Just before deploying our application to the live servers, we had a conversion application that was written to convert data from the legacy system to the new system. Everything worked fine until we tried doing the true conversion – we had this same problem. Somebody stumbled upon a workaround by simply running the conversion utility in debug mode and this worked. Because all systems were down and this conversion tool was a 1-run program before it got thrown away, this was an acceptable solution. However, nobody looked further into the problem (mistake #2).

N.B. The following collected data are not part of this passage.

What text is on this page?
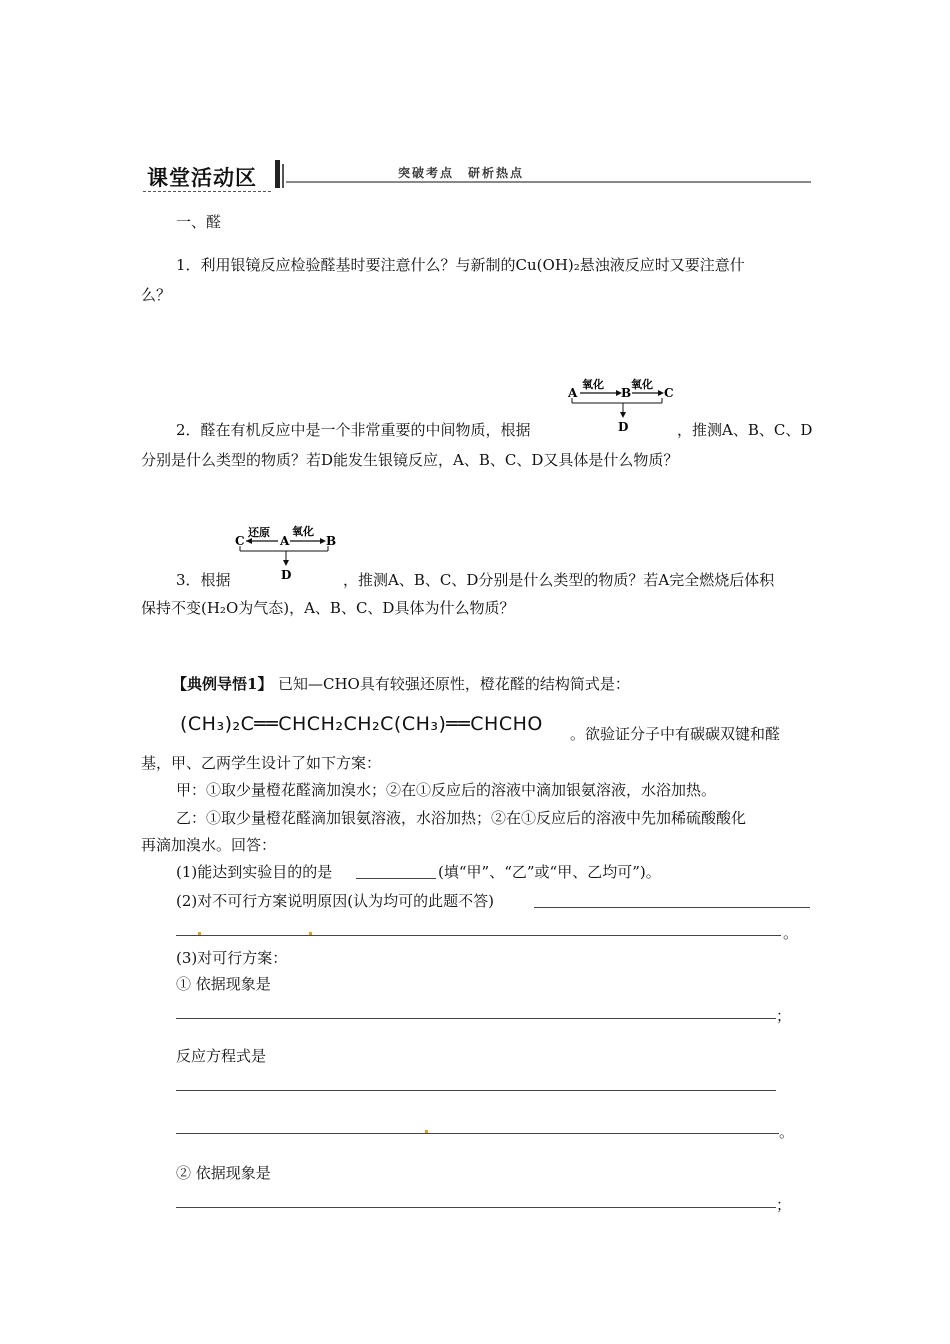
课堂活动区	突破考点　研析热点
一、醛
1．利用银镜反应检验醛基时要注意什么？与新制的Cu(OH)₂悬浊液反应时又要注意什
么？
A
氧化
B
氧化
C
D
2．醛在有机反应中是一个非常重要的中间物质，根据	，推测A、B、C、D
分别是什么类型的物质？若D能发生银镜反应，A、B、C、D又具体是什么物质？
C
还原
A
氧化
B
D
3．根据	，推测A、B、C、D分别是什么类型的物质？若A完全燃烧后体积
保持不变(H₂O为气态)，A、B、C、D具体为什么物质？
【典例导悟1】 已知—CHO具有较强还原性，橙花醛的结构简式是：
(CH₃)₂C══CHCH₂CH₂C(CH₃)══CHCHO 。欲验证分子中有碳碳双键和醛
基，甲、乙两学生设计了如下方案：
甲：①取少量橙花醛滴加溴水；②在①反应后的溶液中滴加银氨溶液，水浴加热。
乙：①取少量橙花醛滴加银氨溶液，水浴加热；②在①反应后的溶液中先加稀硫酸酸化
再滴加溴水。回答：
(1)能达到实验目的的是	(填“甲”、“乙”或“甲、乙均可”)。
(2)对不可行方案说明原因(认为均可的此题不答)
。
(3)对可行方案：
① 依据现象是
；
反应方程式是
。
② 依据现象是
；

So now back to the present day. Once going live, it seemed every couple days we’d get this problem. Once this problem occurred, ALL connections (it seemed) were hosed and the entire site was down until we did an IISReset. Because it happened so infrequently and we had no clue how to reproduce it, we just monitored the situation with this defect (while working on many other defects). Over a period of a couple weeks, this problem grew and grew until it was happening 10 times a day (again, we didn’t know how to reproduce it but we were logging the hell out of things from every angle we could think of).

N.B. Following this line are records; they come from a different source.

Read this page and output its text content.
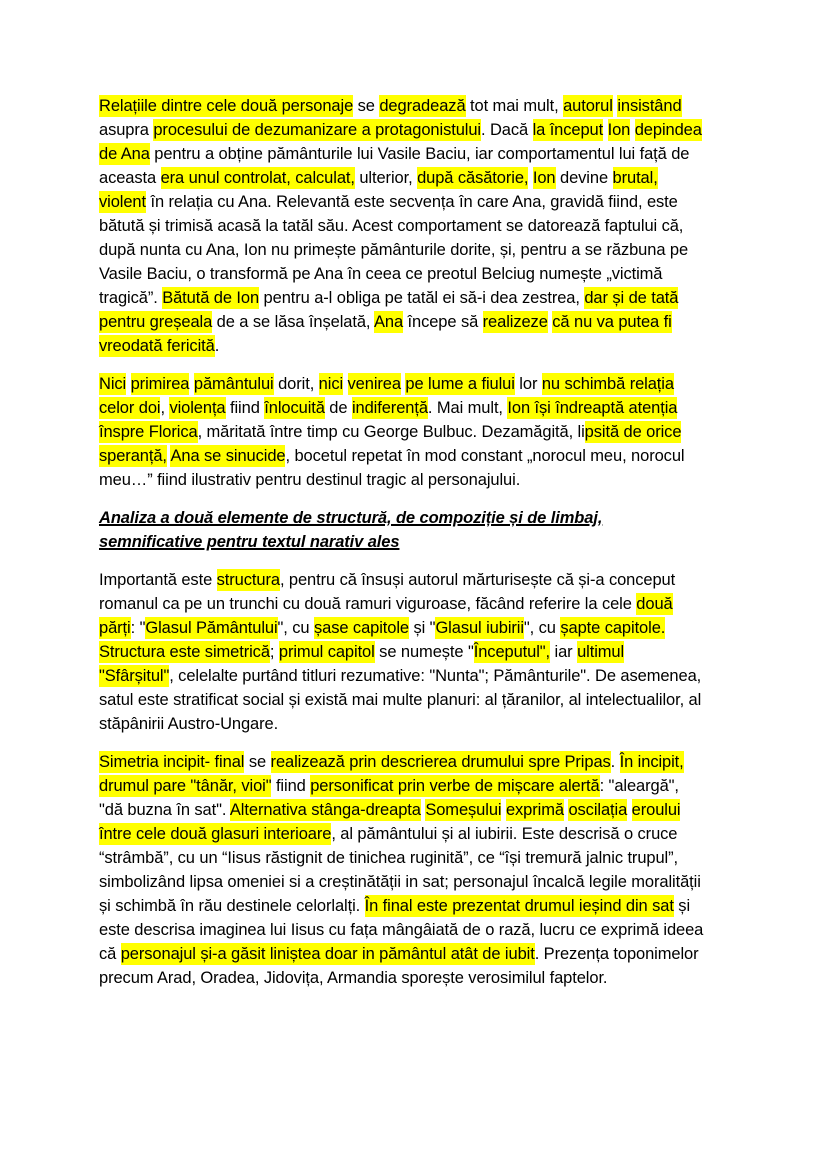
Relațiile dintre cele două personaje se degradează tot mai mult, autorul insistând
asupra procesului de dezumanizare a protagonistului. Dacă la început Ion depindea
de Ana pentru a obține pământurile lui Vasile Baciu, iar comportamentul lui față de
aceasta era unul controlat, calculat, ulterior, după căsătorie, Ion devine brutal,
violent în relația cu Ana. Relevantă este secvența în care Ana, gravidă fiind, este
bătută și trimisă acasă la tatăl său. Acest comportament se datorează faptului că,
după nunta cu Ana, Ion nu primește pământurile dorite, și, pentru a se răzbuna pe
Vasile Baciu, o transformă pe Ana în ceea ce preotul Belciug numește „victimă
tragică”. Bătută de Ion pentru a-l obliga pe tatăl ei să-i dea zestrea, dar și de tată
pentru greșeala de a se lăsa înșelată, Ana începe să realizeze că nu va putea fi
vreodată fericită.
Nici primirea pământului dorit, nici venirea pe lume a fiului lor nu schimbă relația
celor doi, violența fiind înlocuită de indiferență. Mai mult, Ion își îndreaptă atenția
înspre Florica, măritată între timp cu George Bulbuc. Dezamăgită, lipsită de orice
speranță, Ana se sinucide, bocetul repetat în mod constant „norocul meu, norocul
meu…” fiind ilustrativ pentru destinul tragic al personajului.
Analiza a două elemente de structură, de compoziție și de limbaj,
semnificative pentru textul narativ ales
Importantă este structura, pentru că însuși autorul mărturisește că și-a conceput
romanul ca pe un trunchi cu două ramuri viguroase, făcând referire la cele două
părți: "Glasul Pământului", cu șase capitole și "Glasul iubirii", cu șapte capitole.
Structura este simetrică; primul capitol se numește "Începutul", iar ultimul
"Sfârșitul", celelalte purtând titluri rezumative: "Nunta"; Pământurile". De asemenea,
satul este stratificat social și există mai multe planuri: al țăranilor, al intelectualilor, al
stăpânirii Austro-Ungare.
Simetria incipit- final se realizează prin descrierea drumului spre Pripas. În incipit,
drumul pare "tânăr, vioi" fiind personificat prin verbe de mișcare alertă: "aleargă",
"dă buzna în sat". Alternativa stânga-dreapta Someșului exprimă oscilația eroului
între cele două glasuri interioare, al pământului și al iubirii. Este descrisă o cruce
“strâmbă”, cu un “Iisus răstignit de tinichea ruginită”, ce “își tremură jalnic trupul”,
simbolizând lipsa omeniei si a creștinătății in sat; personajul încalcă legile moralității
și schimbă în rău destinele celorlalți. În final este prezentat drumul ieșind din sat și
este descrisa imaginea lui Iisus cu fața mângâiată de o rază, lucru ce exprimă ideea
că personajul și-a găsit liniștea doar in pământul atât de iubit. Prezența toponimelor
precum Arad, Oradea, Jidovița, Armandia sporește verosimilul faptelor.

Oh, and one more thing – our database is being hit by 3 independent web sites/servers and they were only going down 1-at-a-time so it was most likely not any issue with the database server itself.
Now the obvious first guess at the problem was that we weren’t closing our connections and the connection pool was running out of them or perhaps we had hanging transactions that were causing problems, or something along those lines. We code reviewed the MyGenerations code up and down, left and right to no avail. Then we started reviewing tons of our code, again, no luck. However, one thing we did learn was that simply doing nothing other than compiling the solution in debug mode made the problem go away!
We finally opened a ticket with Microsoft. After a couple weeks of working with them and one of our guys stumbling upon this post, we finally came to the source of the problem – a bug in .NET 2.0’s ADO.NET. Before I show you the fix, read this snippet from an email from Microsoft after we fixed it that explains the problem at a high level:
Based on your information, I did locate a bug on this. The development team does not have any plans right now for a hot fix, but they are looking at fixing this in the future as the forum post indicates. The issue only occurs when you use the transaction as the sole (or last) reference to the connection. Then there is a brief window when the transaction only has a weak reference to the connection and if a Garbage Collection occurs before it is converted to a strong reference, then it will collect the connection object. The reason it doesn’t show the problem in the debug build is that variables are not freed as early as they are when an application is compiled for Release mode, and so we delay enough the window is a non issue. The workaround is fairly simple once you understand the nature of the problem and that is to keep an external reference to the connection that is outside the transaction object.
So the fix was just as he said it was, keep an external reference to the connection that is outside the transaction object. So in our case, with the help of the MyGenerations developers, we modified the MyGenerations code to do this and our problem is gone, at last! So expect an update to their software very soon to work around this .NET bug. And if you hit this problem with your own code, now you know how to fix it.